This reads like one of those posts where the author thinks he’s got a unique insight on something, throws some stats out, but really has no idea where he’s going.
Champions simplify; they do not diversify.
When considering the many challenges facing the 2017 Georgia Bulldogs offense, Bulldogs fans might keep that axiom in mind.
Yes, the development of sophomore quarterback Jacob Eason remains the most significant factor in whether the offense excels or sputters. Yes, the line needs better play from returning veterans or an infusion of help from newcomers. Yes, a receiver or two must deliver some big plays to alleviate pressure on Eason and the running back duo of Nick Chubb and Sony Michel.
All those aspirations are fine, but another goal keeps getting attention this preseason: diversifying the offense…
Using so many potential weapons sounds good in theory, but it doesn’t actually happen so frequently. Indeed, statistics show that spreading the wealth is not necessary to win a championship.
Diversifying the offense doesn’t necessarily mean using every skill position player on the roster in equal measure.
A look at recent national champions is informative.
The past five national champions: Clemson (2016), Alabama (2015), Ohio State (2014), Florida State (2013) and Alabama again (2012). For the most part, they did not spread the wealth. Instead, they fed their best players.
Well, duh. Does anyone really think that Elijah Holyfield’s and Nick Chubb’s carries this season are going to be roughly equal?
It all goes back to something Mike Leach wrote in Swing Your Sword.
… To me, a balanced offense is one where each skill position touches the ball, and every position contributes to the offensive output. There is nothing balanced about running it 50 percent of the time and throwing it 50 percent of the time if you are only utilizing two or three offensive skill positions and only attacking part of the field…[Emphasis added.]
… I think it’s almost impossible to have a great offense if you have only one or two guys touching the ball. That one guy had better be really, really special, a Hall of Fame type of talent, like Herschel Walker was at Georgia in the early ’80s…
… People get overly impressed by that artificial balance, where it’s half run, half pass, but with only a couple of players touching the ball. You can run the ball every snap, but if you’re in the wishbone, and everybody touches the ball, that’s real balance. Or you can throw the ball every snap, and if everyone touches the ball, that’s real balance.
If you’ve got that otherworldly talent, in other words, feed the damned beast. In the absence of that, you take advantage of what the defense gives you and if spreading things around best enables you to do so, go, dog, go.

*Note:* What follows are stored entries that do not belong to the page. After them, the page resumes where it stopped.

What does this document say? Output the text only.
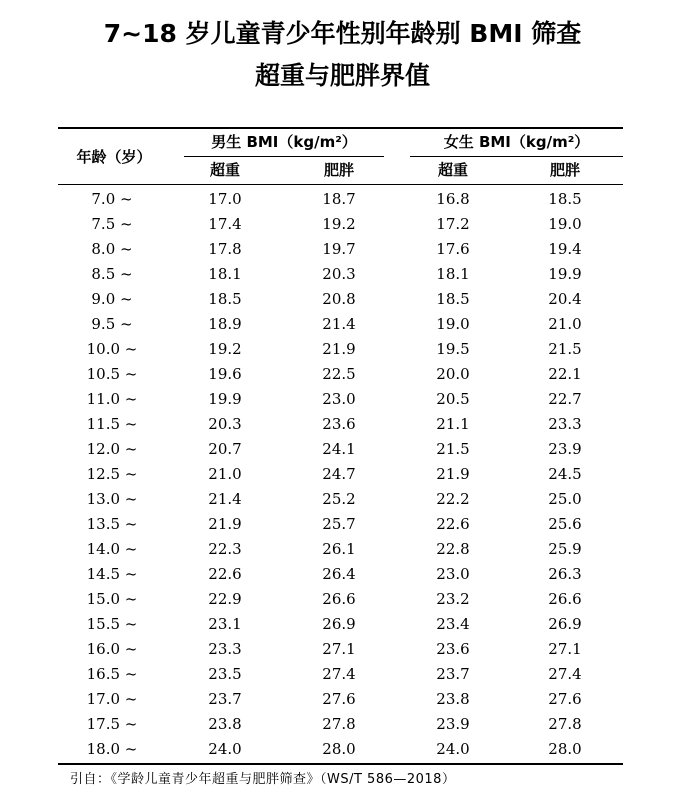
7~18 岁儿童青少年性别年龄别 BMI 筛查
超重与肥胖界值
年龄（岁）
男生 BMI（kg/m²）	女生 BMI（kg/m²）
超重	肥胖	超重	肥胖
7.0 ~	17.0	18.7	16.8	18.5
7.5 ~	17.4	19.2	17.2	19.0
8.0 ~	17.8	19.7	17.6	19.4
8.5 ~	18.1	20.3	18.1	19.9
9.0 ~	18.5	20.8	18.5	20.4
9.5 ~	18.9	21.4	19.0	21.0
10.0 ~	19.2	21.9	19.5	21.5
10.5 ~	19.6	22.5	20.0	22.1
11.0 ~	19.9	23.0	20.5	22.7
11.5 ~	20.3	23.6	21.1	23.3
12.0 ~	20.7	24.1	21.5	23.9
12.5 ~	21.0	24.7	21.9	24.5
13.0 ~	21.4	25.2	22.2	25.0
13.5 ~	21.9	25.7	22.6	25.6
14.0 ~	22.3	26.1	22.8	25.9
14.5 ~	22.6	26.4	23.0	26.3
15.0 ~	22.9	26.6	23.2	26.6
15.5 ~	23.1	26.9	23.4	26.9
16.0 ~	23.3	27.1	23.6	27.1
16.5 ~	23.5	27.4	23.7	27.4
17.0 ~	23.7	27.6	23.8	27.6
17.5 ~	23.8	27.8	23.9	27.8
18.0 ~	24.0	28.0	24.0	28.0
引自：《学龄儿童青少年超重与肥胖筛查》（WS/T 586—2018）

Nick Chubb is going to get the ball a lot because he is an All-American-level talent. As we sit here right now, there isn’t a similar type player in the receiving corps. It’s only reasonable to expect Jim Chaney’s offensive strategies to reflect that. You can diversify looks and formations and still get the ball in the hands of your best players. It’s all a matter of figuring out what works best and implementing that.